Tanjungpinang (ANTARA) - Dinas Pariwisata (Dispar) Provinsi Kepulauan Riau (Kepri) menyampaikan jumlah kunjungan wisatawan mancanegara atau wisman melalui delapan pintu masuk terminal feri internasional di daerah itu per 1 Januari 2026 mencapai 7.146 orang.
"Wisman terbanyak berasal dari Malaysia, Singapura, India dan Korea," kata Kepala Dispar Kepri Hasan di Tanjungpinang, Jumat.
Hasan menyebutkan jumlah kedatangan wisman terbanyak masuk melalui Pelabuhan Internasional Batam Centre, Kota Batam sebanyak 2.484 orang, dan Pelabuhan Internasional Harbourbay Batam mencapai 1.965 orang.
Kemudian, Pelabuhan Internasional Bandar Bintan Telani (BBT) Lagoi, Kabupaten Bintan sebanyak 1.263 orang, dan disusul Pelabuhan Internasional Sekupang Batam 457 orang, serta Pelabuhan Internasional Nongsapura Batam 242 orang.
Baca juga: Disbudpar sebut wisata olahraga golf di Batam tarik wisatawan mancanegara
Baca juga: Kunjungan wisman di Batam lebih dari 100 ribu per bulan
Selanjutnya, Pelabuhan Internasional Goldcoast Bengkong Batam 254 orang, lalu Pelabuhan Internasional Sri Bintan Pura (SBP) Tanjungpinang 323 Wisman, dan Pelabuhan Internasional Tanjung Balai Karimun 158 orang."Kalau di Bintan, rata-rata wisatawan berkunjung ke Lagoi dan Trikora. Sedangkan di Batam, tersebar di Nongsa, Batam Center termasuk privat island seperti Pulau Nirup," ungkapnya.

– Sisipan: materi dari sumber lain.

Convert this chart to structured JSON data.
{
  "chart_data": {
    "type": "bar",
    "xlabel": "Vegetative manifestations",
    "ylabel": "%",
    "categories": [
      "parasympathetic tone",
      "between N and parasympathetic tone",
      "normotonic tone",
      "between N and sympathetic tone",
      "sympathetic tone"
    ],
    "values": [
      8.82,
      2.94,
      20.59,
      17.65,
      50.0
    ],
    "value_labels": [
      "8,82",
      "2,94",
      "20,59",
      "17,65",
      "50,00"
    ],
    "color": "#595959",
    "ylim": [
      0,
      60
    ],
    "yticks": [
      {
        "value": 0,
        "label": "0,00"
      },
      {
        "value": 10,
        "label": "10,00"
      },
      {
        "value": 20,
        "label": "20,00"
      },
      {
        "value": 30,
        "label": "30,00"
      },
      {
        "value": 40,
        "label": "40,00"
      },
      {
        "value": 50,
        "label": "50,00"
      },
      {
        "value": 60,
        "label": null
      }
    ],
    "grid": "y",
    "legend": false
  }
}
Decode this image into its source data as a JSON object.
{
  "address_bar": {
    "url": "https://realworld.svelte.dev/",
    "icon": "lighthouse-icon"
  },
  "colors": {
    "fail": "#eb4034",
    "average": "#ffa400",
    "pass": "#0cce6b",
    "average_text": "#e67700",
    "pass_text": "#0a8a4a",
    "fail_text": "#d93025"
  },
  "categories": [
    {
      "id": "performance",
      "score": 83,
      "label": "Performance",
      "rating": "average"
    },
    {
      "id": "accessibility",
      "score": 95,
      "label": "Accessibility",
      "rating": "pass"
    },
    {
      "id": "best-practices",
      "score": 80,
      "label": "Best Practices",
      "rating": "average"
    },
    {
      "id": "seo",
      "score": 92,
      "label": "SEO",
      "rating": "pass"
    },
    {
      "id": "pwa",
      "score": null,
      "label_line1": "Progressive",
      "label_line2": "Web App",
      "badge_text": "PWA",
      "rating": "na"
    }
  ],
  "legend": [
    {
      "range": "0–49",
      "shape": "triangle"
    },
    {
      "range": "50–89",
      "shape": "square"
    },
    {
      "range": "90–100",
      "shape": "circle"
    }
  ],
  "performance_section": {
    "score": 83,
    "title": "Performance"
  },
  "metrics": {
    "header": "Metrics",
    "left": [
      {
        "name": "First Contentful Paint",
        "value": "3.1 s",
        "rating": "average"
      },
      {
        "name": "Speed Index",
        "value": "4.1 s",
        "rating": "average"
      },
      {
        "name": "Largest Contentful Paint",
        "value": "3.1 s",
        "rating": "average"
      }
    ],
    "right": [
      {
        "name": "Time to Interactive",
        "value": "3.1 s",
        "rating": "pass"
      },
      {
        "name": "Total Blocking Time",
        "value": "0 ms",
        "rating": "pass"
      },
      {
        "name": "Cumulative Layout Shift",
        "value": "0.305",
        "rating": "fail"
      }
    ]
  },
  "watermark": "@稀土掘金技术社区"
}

Hasan optimistis tren kedatangan wisman Kepri awal tahun menjadi momentum untuk meningkatkan kunjungan wisata 2026, baik wisatawan domestik maupun luar negeri.
Dia menekankan perlunya kolaborasi antara pemerintah dan para pelaku industri wisata dalam mendongkrak tingkat kunjungan wisatawan tahun ini, termasuk mengevaluasi perkembangan destinasi wisata tahun 2025.
Baca juga: Wagub targetkan tiga juta wisatawan mancanegara ke Kepri pada 2027
"Mudah-mudahan kondisi ekonomi dan politik global membaik, sehingga tren kunjungan wisata ke Kepri terus meningkat dari waktu ke waktu," ucap Hasan.
Hasan turut menambahkan pihaknya tengah menghitung tingkat kunjungan wisata tahun 2025.
Berdasarkan perkiraan sementara, angka kunjungan wisman mencapai dua juta orang, atau melebihi target RPJMD sebanyak 1,7 juta orang. Sedangkan wistawan nusantara diprediksi menyentuh 4,3 juta orang.
"Untuk data kunjungan pastinya, nanti akan disampaikan BPS Kepri," demikian Hasan.